President Obama will meet French President Francois Hollande in Washington on Tuesday for the first in-person talks since Islamic State operatives attacked Paris on Nov. 13.
That will follow two other high-profile meetings on Monday with allies. Vice President Biden on Monday presided over a closed-door gathering of ambassadors representing the 65-nation coalition against the Islamic State. And Secretary of State John Kerry met with the foreign ministers of Saudi Arabia and the United Arab Emirates, two major backers of the Syrian opposition.
Russia's role came up in both Monday meetings, as participants discussed how to broaden the fight against the Islamic State without sacrificing the goal of eventually toppling Syrian President Bashar al-Assad.
Analysts said the Obama administration is responding to Russian President Vladimir Putin's deeper military involvement in Syria.

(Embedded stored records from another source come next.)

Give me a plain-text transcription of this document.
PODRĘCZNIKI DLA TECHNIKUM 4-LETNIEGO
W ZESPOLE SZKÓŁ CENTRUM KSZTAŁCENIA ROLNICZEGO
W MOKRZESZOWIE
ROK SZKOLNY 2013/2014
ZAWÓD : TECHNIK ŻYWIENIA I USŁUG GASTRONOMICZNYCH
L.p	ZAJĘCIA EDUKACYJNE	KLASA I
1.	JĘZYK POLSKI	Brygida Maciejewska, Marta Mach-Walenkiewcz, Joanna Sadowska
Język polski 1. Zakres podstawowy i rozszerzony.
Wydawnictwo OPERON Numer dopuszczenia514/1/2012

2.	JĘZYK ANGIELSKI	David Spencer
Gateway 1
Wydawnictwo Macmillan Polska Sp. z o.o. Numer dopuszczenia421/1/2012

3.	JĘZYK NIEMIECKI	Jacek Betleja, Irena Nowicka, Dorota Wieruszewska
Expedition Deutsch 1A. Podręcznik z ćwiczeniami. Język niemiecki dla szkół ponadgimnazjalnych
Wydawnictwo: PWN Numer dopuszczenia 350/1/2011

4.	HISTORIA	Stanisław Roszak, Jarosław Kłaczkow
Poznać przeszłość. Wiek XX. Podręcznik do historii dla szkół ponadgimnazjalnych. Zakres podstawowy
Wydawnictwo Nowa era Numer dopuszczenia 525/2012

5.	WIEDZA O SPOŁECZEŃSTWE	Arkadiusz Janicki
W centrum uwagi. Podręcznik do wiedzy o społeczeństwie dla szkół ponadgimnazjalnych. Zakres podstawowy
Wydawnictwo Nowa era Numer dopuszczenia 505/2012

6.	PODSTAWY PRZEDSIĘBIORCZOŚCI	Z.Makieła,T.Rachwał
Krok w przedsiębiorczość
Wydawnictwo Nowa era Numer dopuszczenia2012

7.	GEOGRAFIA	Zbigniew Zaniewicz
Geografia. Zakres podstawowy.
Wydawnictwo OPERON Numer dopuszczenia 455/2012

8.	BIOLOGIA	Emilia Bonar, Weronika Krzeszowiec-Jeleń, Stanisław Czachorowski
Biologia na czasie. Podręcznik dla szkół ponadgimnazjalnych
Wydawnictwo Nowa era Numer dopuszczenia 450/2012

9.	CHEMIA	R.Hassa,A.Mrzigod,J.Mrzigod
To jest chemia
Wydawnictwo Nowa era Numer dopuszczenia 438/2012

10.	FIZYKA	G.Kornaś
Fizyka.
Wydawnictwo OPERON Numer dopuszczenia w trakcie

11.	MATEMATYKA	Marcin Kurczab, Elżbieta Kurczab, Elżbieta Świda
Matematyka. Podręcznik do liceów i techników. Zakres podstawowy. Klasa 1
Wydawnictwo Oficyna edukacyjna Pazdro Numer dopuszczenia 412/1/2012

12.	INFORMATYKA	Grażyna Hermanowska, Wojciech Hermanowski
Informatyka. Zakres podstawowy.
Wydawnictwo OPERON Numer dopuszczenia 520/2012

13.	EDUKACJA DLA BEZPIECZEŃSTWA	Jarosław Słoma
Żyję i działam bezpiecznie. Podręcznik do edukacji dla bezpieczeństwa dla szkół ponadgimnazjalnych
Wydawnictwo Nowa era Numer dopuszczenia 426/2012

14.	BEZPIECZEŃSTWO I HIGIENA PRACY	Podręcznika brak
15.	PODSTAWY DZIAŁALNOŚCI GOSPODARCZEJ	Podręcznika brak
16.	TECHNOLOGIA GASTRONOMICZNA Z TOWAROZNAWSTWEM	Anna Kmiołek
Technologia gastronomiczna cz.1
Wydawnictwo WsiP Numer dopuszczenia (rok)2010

Putin's goal "is very much to demonstrate that Russia is essential and influential and critical to resolving Syria," said Olga Oliker, director of the Russia and Eurasia program at the Center for Strategic and International Studies in Washington.
"Russia was actually pretty important to resolving Syria even before it started bombing, but now that they're militarily in the game, they've made it clear that it's impossible to think of any solution that doesn't include them," Oliker said.
Republicans have long complained that Obama hasn't been forceful enough in leading the fight against the Islamic State, criticism that's only grown since the Paris attacks. Even some prominent Democrats have chimed in. Sen. Dianne Feinstein of California, the top Democrat on the Senate Intelligence Committee, told CBS's Face the Nation on Sunday that she didn't think "the approach is sufficient to the job."